From what I’ve seen and read on CrossFit, there isn’t as big of a focus on mechanics as there is in traditional weight training. CrossFit teaches you to accept the discomfort in your body and push yourself to the limit. This is all fine and dandy, until you start to get tired and start to lose proper technique. But, in CrossFit, you are always racing against the clock and told to get in as many reps as possible in the allotted time. So you continue to do that exercise with the wrong form and it causes discomfort. Well, in CrossFit, you ignore that feeling and push on, which could lead to some serious injuries.

CrossFit is big on the workout of the day, or WOD. An example of a WOD is this: 100-meter run, two Burpes, two deadlifts of 185 pounds (could vary), and two pullups. All of these are done over and over for 20 minutes, and you have to complete as many as you can. Now, call me crazy, but I would think that toward the end of that 20 minutes, you’re going to be struggling with keeping proper form on that deadlift. Another thing that makes me wence are the squats in CrossFit. During a proper squat, the quads should never go further than a 90-degree angle. Any more than that and you’re just asking for knee problems. Yet, you can google CrossFit squats and the pictures you see are of people squating so low that their back ends are about to touch the ground, which is wrong.

Now, I’m not saying that every CrossFit gym and every member in those gyms is doing it wrong. I know we have at least two forms of CrossFit right here in Hillsboro. One is right around the corner from my office. I know of a few people that go there and can tell you that it is working for them.

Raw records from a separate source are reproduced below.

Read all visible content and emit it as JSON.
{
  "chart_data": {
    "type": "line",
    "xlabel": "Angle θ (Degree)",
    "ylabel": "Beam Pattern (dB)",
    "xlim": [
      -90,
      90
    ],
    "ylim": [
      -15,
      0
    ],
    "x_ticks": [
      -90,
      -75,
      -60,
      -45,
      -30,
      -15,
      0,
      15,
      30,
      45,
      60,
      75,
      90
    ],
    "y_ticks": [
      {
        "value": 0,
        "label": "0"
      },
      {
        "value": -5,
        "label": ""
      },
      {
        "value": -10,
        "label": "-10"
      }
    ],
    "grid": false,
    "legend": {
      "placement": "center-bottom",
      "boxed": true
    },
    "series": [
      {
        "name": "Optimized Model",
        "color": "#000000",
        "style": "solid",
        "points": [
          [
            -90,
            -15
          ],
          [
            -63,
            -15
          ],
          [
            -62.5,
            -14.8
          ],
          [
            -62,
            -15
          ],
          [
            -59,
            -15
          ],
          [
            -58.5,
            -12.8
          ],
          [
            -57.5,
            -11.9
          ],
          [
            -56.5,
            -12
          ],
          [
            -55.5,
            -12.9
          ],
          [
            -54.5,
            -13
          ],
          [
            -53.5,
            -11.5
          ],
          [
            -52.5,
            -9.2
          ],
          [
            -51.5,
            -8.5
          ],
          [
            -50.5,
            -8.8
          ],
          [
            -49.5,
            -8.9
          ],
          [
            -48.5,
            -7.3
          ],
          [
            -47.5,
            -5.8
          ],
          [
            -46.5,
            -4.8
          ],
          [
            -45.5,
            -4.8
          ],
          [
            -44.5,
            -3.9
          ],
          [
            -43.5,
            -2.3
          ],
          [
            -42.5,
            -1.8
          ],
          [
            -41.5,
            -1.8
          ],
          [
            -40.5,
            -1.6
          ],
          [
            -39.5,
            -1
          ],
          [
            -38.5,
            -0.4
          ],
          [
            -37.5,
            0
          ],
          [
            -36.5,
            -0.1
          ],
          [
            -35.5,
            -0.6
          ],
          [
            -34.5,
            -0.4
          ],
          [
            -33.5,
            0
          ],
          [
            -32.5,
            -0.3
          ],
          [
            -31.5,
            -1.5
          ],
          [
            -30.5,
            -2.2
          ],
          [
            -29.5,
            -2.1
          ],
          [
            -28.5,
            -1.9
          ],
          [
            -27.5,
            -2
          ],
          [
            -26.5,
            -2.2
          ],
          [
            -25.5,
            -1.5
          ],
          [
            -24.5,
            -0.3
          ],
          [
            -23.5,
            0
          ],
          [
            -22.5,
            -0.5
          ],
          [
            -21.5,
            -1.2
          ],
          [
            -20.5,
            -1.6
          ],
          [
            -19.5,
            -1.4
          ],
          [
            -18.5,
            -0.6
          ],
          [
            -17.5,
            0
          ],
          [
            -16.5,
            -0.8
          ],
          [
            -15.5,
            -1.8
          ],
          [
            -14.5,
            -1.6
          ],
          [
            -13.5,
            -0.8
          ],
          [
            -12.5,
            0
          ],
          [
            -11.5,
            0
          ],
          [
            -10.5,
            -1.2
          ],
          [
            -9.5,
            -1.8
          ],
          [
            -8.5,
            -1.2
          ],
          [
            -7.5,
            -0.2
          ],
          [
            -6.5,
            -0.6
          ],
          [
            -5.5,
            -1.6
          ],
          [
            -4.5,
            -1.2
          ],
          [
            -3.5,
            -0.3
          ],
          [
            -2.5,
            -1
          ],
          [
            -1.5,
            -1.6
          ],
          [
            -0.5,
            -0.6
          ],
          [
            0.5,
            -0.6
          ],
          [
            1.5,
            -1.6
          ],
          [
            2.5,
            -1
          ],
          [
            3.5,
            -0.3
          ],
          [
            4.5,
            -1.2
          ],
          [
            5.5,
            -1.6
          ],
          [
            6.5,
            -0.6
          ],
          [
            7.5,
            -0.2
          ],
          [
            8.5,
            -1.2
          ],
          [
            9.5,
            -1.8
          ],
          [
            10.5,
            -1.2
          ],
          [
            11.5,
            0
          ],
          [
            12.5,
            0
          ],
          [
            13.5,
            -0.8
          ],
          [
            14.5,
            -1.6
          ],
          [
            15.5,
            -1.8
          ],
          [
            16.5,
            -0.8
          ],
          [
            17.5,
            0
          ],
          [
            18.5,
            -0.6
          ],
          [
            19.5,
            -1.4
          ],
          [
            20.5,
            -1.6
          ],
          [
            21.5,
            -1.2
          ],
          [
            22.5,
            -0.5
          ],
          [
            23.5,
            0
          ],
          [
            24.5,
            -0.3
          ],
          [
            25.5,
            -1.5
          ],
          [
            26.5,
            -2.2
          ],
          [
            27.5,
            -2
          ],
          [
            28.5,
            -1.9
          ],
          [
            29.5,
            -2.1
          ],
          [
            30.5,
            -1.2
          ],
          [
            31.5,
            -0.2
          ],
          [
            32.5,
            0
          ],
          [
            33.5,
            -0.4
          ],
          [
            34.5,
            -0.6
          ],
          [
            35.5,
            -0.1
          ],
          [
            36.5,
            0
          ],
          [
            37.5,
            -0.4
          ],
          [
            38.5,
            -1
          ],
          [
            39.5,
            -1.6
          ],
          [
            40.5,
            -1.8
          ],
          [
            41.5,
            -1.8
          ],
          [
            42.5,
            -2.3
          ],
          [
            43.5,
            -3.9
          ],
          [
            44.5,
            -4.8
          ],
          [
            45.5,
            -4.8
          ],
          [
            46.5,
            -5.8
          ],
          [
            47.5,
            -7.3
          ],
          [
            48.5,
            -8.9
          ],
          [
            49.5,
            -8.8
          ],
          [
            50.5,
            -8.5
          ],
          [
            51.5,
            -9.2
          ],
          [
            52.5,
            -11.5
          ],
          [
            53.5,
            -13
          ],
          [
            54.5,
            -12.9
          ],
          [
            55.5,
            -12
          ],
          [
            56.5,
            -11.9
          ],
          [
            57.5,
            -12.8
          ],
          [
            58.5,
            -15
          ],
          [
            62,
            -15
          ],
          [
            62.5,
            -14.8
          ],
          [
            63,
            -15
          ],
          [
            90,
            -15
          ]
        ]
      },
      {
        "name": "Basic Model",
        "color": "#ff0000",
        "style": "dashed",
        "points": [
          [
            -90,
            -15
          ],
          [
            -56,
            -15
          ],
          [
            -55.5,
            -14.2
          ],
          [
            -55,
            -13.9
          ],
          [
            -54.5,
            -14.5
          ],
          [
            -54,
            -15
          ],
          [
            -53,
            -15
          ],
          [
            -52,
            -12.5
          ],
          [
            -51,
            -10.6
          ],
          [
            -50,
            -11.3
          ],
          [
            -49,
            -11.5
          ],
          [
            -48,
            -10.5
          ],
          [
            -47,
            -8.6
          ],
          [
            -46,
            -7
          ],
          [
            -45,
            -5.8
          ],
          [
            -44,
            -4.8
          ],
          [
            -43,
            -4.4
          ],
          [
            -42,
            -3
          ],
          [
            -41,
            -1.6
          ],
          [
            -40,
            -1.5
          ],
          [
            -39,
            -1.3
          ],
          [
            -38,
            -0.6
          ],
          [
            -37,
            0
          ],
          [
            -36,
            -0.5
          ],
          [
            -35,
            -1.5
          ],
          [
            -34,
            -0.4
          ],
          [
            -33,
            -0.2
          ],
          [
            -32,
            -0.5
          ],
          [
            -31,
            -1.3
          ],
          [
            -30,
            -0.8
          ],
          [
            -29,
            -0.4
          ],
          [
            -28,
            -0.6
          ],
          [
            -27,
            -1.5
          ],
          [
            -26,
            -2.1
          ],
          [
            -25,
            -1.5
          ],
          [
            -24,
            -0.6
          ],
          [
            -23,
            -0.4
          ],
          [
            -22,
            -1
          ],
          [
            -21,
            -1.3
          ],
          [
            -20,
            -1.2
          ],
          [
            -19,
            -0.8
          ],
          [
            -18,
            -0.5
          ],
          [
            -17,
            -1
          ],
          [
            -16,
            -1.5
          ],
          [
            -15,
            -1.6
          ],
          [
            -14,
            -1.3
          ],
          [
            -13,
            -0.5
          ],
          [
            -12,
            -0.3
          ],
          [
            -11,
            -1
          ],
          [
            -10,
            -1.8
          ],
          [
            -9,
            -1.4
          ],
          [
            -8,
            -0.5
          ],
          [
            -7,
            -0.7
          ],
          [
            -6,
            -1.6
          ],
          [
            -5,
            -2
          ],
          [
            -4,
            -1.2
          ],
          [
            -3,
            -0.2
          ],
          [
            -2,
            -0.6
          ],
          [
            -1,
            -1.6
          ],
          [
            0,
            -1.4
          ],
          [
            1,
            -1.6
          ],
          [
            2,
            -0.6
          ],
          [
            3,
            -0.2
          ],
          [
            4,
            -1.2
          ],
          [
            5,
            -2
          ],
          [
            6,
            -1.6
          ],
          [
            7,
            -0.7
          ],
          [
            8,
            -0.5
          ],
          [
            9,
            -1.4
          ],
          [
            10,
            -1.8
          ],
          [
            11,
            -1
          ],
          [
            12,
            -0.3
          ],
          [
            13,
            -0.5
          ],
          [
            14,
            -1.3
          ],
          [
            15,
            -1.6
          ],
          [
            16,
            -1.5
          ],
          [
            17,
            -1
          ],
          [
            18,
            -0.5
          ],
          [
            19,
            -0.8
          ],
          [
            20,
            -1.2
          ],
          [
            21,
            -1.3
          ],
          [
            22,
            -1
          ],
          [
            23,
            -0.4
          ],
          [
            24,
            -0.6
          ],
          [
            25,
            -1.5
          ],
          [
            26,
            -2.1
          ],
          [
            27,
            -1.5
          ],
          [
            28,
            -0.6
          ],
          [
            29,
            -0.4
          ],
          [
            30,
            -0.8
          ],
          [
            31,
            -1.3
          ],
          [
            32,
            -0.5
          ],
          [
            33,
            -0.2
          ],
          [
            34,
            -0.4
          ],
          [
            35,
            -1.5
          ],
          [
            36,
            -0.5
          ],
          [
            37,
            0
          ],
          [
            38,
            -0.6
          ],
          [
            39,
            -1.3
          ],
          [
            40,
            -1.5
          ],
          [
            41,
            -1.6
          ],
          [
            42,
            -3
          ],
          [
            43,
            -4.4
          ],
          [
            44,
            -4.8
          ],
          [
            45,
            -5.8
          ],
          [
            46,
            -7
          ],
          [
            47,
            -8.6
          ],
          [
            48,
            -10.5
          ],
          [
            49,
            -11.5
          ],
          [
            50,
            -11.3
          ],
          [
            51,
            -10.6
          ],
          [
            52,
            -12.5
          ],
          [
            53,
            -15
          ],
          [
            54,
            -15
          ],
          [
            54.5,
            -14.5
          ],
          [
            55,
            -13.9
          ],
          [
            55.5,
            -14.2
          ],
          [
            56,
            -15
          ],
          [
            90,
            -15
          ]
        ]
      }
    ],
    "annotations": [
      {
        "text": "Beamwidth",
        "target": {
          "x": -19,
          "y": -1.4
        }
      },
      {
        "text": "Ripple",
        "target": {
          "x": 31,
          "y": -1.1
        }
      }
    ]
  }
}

Shoot, I wouldn’t mind doing a little CrossFit myself – maybe write a follow-up column on the experience later. You may be reading a more in-deptch feature on the subject here soon.

Basically, to each their own. I do a circuit twice a week that is similiar to a CrossFit workout; however, I do each exercise for 30 seconds and or until I start to lose form. Not 20 minutes, no matter what. But like I said before, I can’t argue with something that gets people up and out of the house and exercising. So, I guess you could say I’m for CrossFit, ONLY if it’s done with proper form. It already has a stigma surrounding it of not really taking care to follow form. So if you want to get into CrossFit, I would say go for it. Just make sure you know how to do the things you are doing and that the whole “no pain, no gain” line only goes so far.